Fintech dünyasının dijitalleşme serüvenine çok daha önce başladığını biliyoruz; ancak diğer sektörler de pandemiyle bu kulvarda büyük adımlar attı. Bu kapsamda, bir yazılım şirketi olarak Linktera finans kurumlarını daha da öne çıkaracak ne tür yaklaşım ve çözüm teklifleri sunuyor?
Başta belirttiğim gibi hata payını yok eden, daha kolay kullanılabilen, güvenli sistemler hız ve verimlilikle birleştiğinde kurumları bir adım öne çıkarıyor. Finans kurumları özelinde bu kavramlar belki de diğer tüm sektörlerden daha öncelikli. Sorunuzda belirlettiğiniz fintech dünyasının dijital dönüşüme çok önce başlamasındaki ana etmen de bu. Çünkü finans sektörü bu temeller üzerinde yükseliyor.
Linktera olarak uzun yıllardır kurumların verimliliğini artıran süreçlerin tasarlanması ve teknoloji uygulamalarını hayata geçiriyoruz. Yasal otoritelerin zorunlu kıldığı altyapı güncellemelerinden, yine yasal otoritelere yapılması gerek raporlamalara kadar birçok yükümlülük için kolaylaştırıcı çözümler sunuyoruz. Özellikle pandemiyle birlikte uzaktan müşteri edinimi finansal kurumlar için çok kritik bir hal aldı. Burada güvenlik ve kimlik doğrulama en büyük risk alanı. Linktera olarak geliştirdiğimiz güvenlik ve kimlik/yüz tanıma, doğrulama sistemleriyle kurumlar ve kullanıcılar için güvenli bir altyapı sunuyoruz.
Diğer yandan risk ve analitik yönetiminde SAS, robotik otomasyonda UiPath, karar destek sistemlerinde FICO, hazine yönetiminde Murex, veri analitiğinde Vertica gibi ortaklıklarla da finans özelinde global ürün yelpazesiyle danışmanlık ve entegrasyon hizmetleri sunuyoruz. Bir güçlü kasımız da Linktera LABS bünyesinde kurumlar için uzmanlık alanlarımız çerçevesinde terzi dikimi ürünler yaratmak.
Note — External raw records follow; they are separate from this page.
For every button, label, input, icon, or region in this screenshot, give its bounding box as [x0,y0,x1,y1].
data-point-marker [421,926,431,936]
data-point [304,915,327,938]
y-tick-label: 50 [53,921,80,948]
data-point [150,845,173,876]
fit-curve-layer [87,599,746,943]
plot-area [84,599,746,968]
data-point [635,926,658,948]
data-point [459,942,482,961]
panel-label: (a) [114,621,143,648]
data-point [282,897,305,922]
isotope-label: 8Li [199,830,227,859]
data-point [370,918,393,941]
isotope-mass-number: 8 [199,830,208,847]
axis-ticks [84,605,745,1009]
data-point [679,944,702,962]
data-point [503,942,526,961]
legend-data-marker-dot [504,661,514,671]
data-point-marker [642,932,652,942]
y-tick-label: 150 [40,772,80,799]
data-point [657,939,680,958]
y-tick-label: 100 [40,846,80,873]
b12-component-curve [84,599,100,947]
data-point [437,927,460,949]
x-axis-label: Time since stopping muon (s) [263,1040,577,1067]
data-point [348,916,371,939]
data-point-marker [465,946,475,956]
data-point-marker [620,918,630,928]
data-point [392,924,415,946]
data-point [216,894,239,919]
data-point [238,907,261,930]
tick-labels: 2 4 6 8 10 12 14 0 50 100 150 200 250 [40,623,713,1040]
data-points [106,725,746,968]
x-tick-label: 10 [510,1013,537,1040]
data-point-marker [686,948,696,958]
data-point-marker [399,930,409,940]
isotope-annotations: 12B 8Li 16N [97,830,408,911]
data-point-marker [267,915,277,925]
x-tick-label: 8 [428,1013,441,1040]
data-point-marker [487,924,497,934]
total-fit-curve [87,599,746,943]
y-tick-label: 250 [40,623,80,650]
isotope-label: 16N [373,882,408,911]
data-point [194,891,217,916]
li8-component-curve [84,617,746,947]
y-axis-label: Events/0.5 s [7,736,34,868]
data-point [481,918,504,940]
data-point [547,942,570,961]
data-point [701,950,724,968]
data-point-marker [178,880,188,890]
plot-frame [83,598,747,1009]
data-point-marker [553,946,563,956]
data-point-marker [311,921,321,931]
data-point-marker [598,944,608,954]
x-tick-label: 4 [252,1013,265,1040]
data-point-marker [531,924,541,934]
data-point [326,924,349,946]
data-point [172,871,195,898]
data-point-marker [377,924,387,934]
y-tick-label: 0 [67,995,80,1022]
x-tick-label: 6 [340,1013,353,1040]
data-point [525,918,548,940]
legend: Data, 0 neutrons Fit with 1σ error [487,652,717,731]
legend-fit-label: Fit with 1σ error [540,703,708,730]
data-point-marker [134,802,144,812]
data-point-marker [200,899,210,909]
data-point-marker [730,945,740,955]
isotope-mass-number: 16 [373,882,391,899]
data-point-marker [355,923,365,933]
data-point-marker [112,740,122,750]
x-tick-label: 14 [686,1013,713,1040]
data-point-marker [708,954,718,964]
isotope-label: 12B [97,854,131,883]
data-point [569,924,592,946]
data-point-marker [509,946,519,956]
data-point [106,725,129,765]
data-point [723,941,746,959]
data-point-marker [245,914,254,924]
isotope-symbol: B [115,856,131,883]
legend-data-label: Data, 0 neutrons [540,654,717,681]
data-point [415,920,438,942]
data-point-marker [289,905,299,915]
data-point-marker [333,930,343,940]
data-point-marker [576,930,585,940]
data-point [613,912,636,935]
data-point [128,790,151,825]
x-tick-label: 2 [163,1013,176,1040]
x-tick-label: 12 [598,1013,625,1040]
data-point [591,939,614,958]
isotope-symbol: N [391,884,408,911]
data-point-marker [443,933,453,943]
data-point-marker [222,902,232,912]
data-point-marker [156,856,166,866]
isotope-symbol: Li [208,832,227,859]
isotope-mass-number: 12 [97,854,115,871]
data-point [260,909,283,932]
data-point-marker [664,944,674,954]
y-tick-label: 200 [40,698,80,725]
Hem maliyetleri kısmak hem kurumlardaki özel ihtiyaçların tam karşılanması adına farklı süreç ve yapılar için doğru ürünleri geliştirebiliyoruz.
Son olarak, 2021 yılında Silikon Vadisi’nde ofis açma hedefiniz olduğunu duyurdunuz. 2021’e ve Silikon Vadisi yolculuğunuza dair ajandanızda neler olacak?
Bu ay ABD’deki şirketin kuruluş sürecini tamamladık. Yılın ilk yarısında go-to-market stratejimiz çerçevesinde doğru ekip ve en uygun iş ortakları ile müşteri görüşmelerine başlamayı hedefliyoruz. Yılın ikinci yarısı ise Linktera LABS’den çıkarmayı hedeflediğimiz 2 yeni ürünümüzü bu büyük ve rekabetçi pazara açma planımız var.